Problem Description
Given a string s composed of lowercase English letters and an integer k, convert s to a number by replacing each letter with its alphabetical position (e.g., 'a' becomes 1, 'b' becomes 2, etc.). Concatenate these numbers to form one large number. Then, perform a "digit-sum" transformation on this number k times, where each transformation replaces the number with the sum of its digits. Return the final resulting number.
Key Insights
- Map each character in s to its corresponding digit value (1-indexed).
- Concatenate these numerical representations to form an initial number.
- Repeatedly sum the digits of the current number for k iterations.
- The transformation rapidly reduces the size of the number, making subsequent digit sums efficient.

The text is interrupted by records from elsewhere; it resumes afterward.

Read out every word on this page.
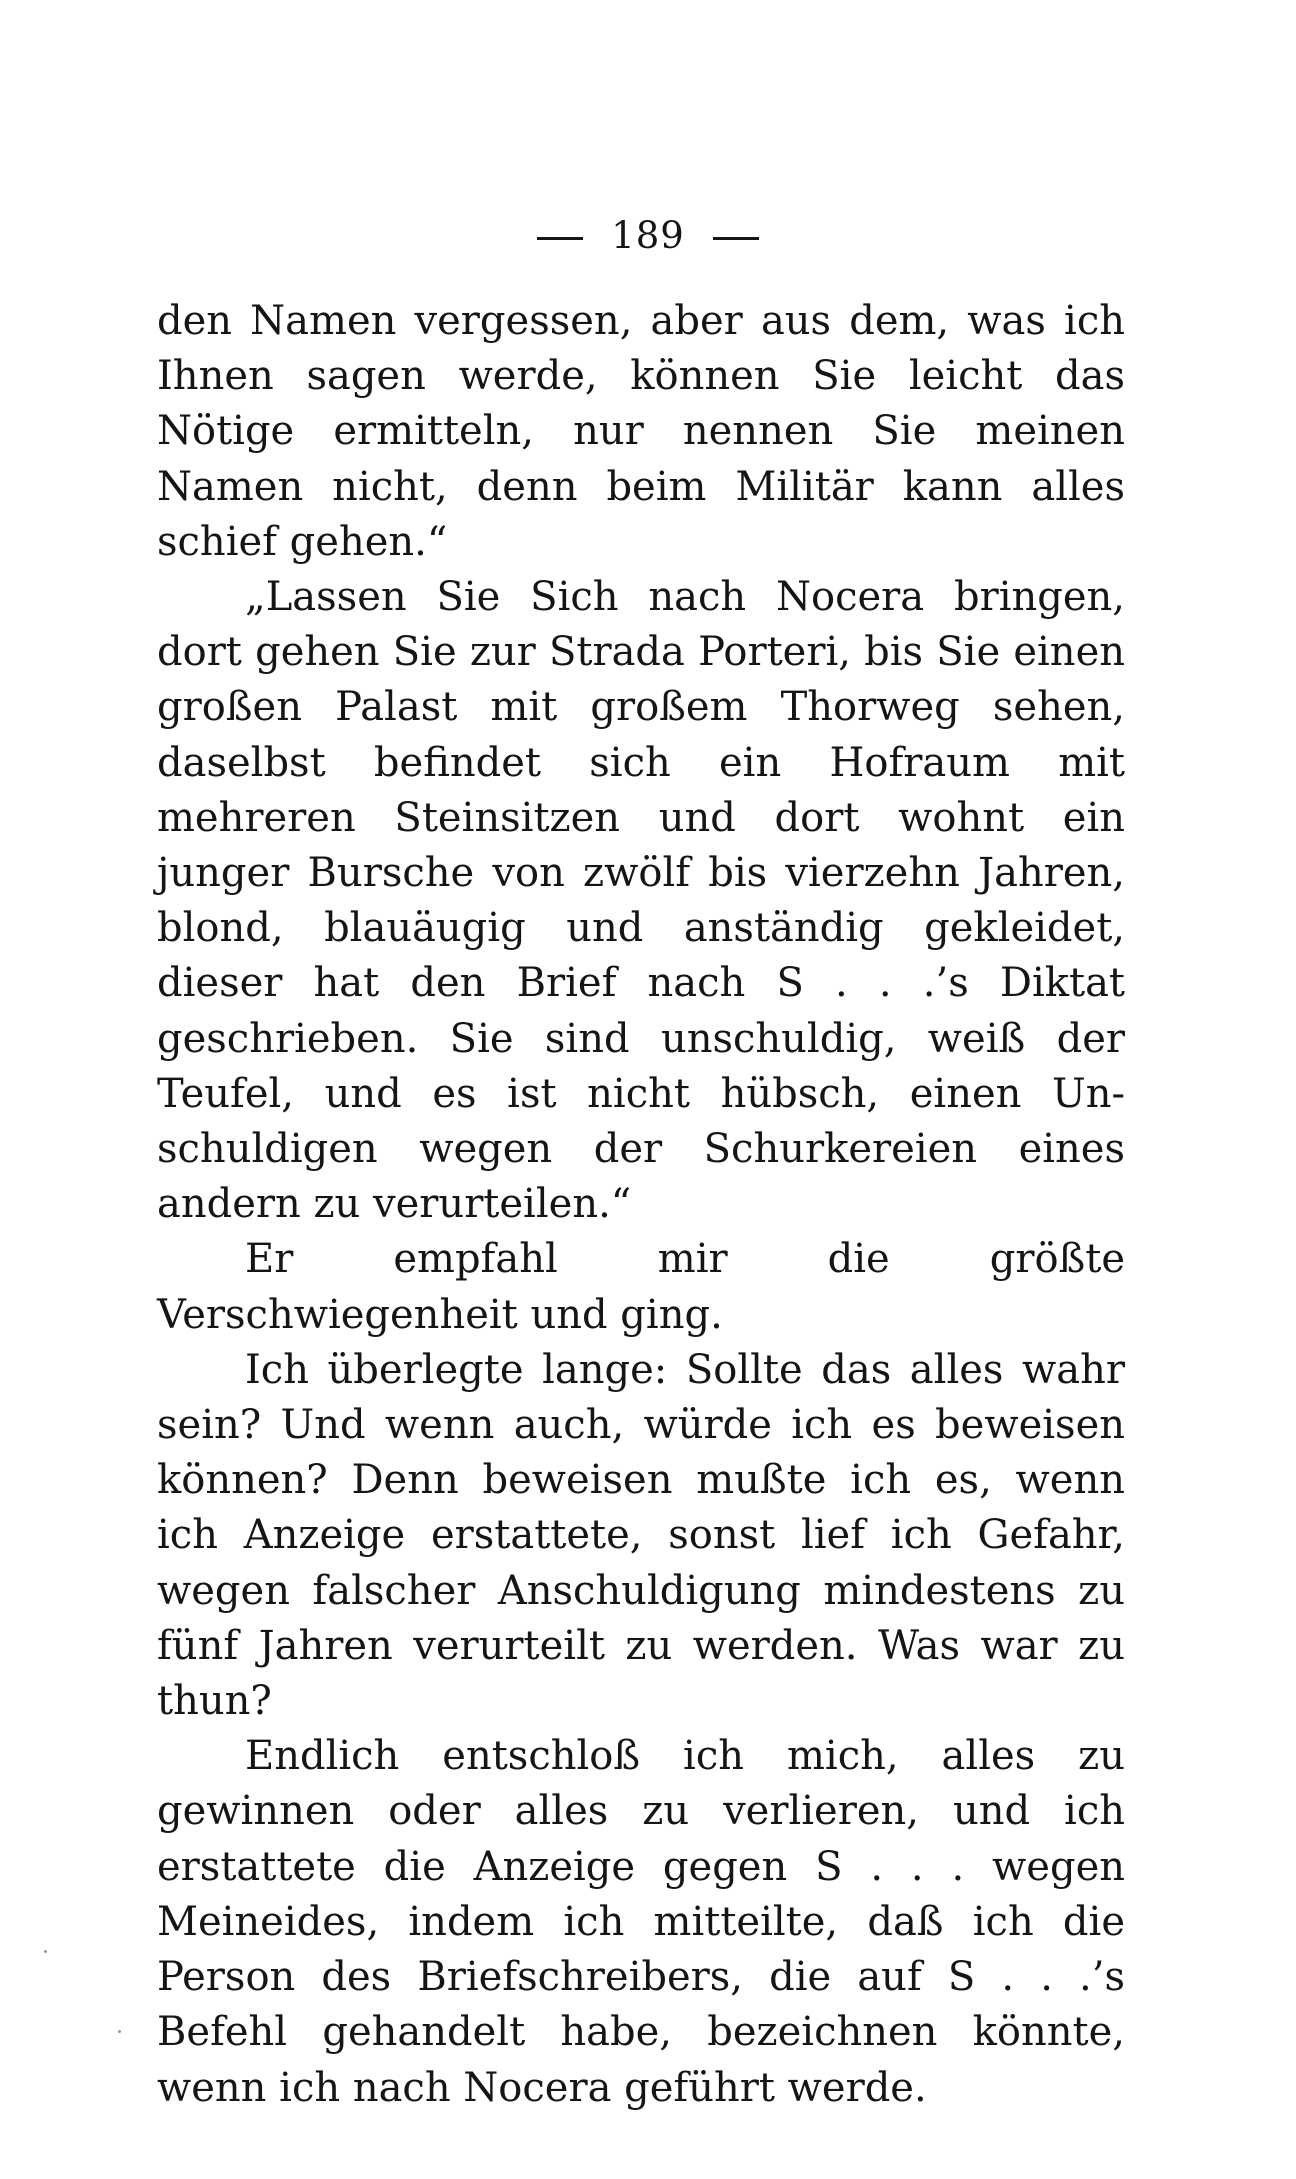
189

den Namen vergessen, aber aus dem, was ich Ihnen sagen werde, können Sie leicht das Nötige ermitteln, nur nennen Sie meinen Namen nicht, denn beim Militär kann alles schief gehen.“

„Lassen Sie Sich nach Nocera bringen, dort gehen Sie zur Strada Porteri, bis Sie einen großen Palast mit großem Thorweg sehen, daselbst befindet sich ein Hofraum mit mehreren Steinsitzen und dort wohnt ein junger Bursche von zwölf bis vierzehn Jahren, blond, blauäugig und anständig gekleidet, dieser hat den Brief nach S . . .’s Diktat geschrieben. Sie sind unschuldig, weiß der Teufel, und es ist nicht hübsch, einen Unschuldigen wegen der Schurkereien eines andern zu verurteilen.“

Er empfahl mir die größte Verschwiegenheit und ging.

Ich überlegte lange: Sollte das alles wahr sein? Und wenn auch, würde ich es beweisen können? Denn beweisen mußte ich es, wenn ich Anzeige erstattete, sonst lief ich Gefahr, wegen falscher Anschuldigung mindestens zu fünf Jahren verurteilt zu werden. Was war zu thun?

Endlich entschloß ich mich, alles zu gewinnen oder alles zu verlieren, und ich erstattete die Anzeige gegen S . . . wegen Meineides, indem ich mitteilte, daß ich die Person des Briefschreibers, die auf S . . .’s Befehl gehandelt habe, bezeichnen könnte, wenn ich nach Nocera geführt werde.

- A simple simulation using string manipulation or arithmetic suffices due to the small input constraints.
Space and Time Complexity
Time Complexity: O(n + k * m), where n is the length of s and m is the number of digits during the transformation (which reduces with each iteration).
Space Complexity: O(m), for storing the intermediate numeric string.
Solution
We first create a numeric string by converting each character in s to its corresponding position in the alphabet. Once we have this large number, we perform k iterations of digit-sum transformation:
- Sum the digits of the current number.
- Update the number with this sum. We use simple loops and arithmetic or string conversion to perform the digit summing. This approach is straightforward, using basic operations without needing any advanced data structures.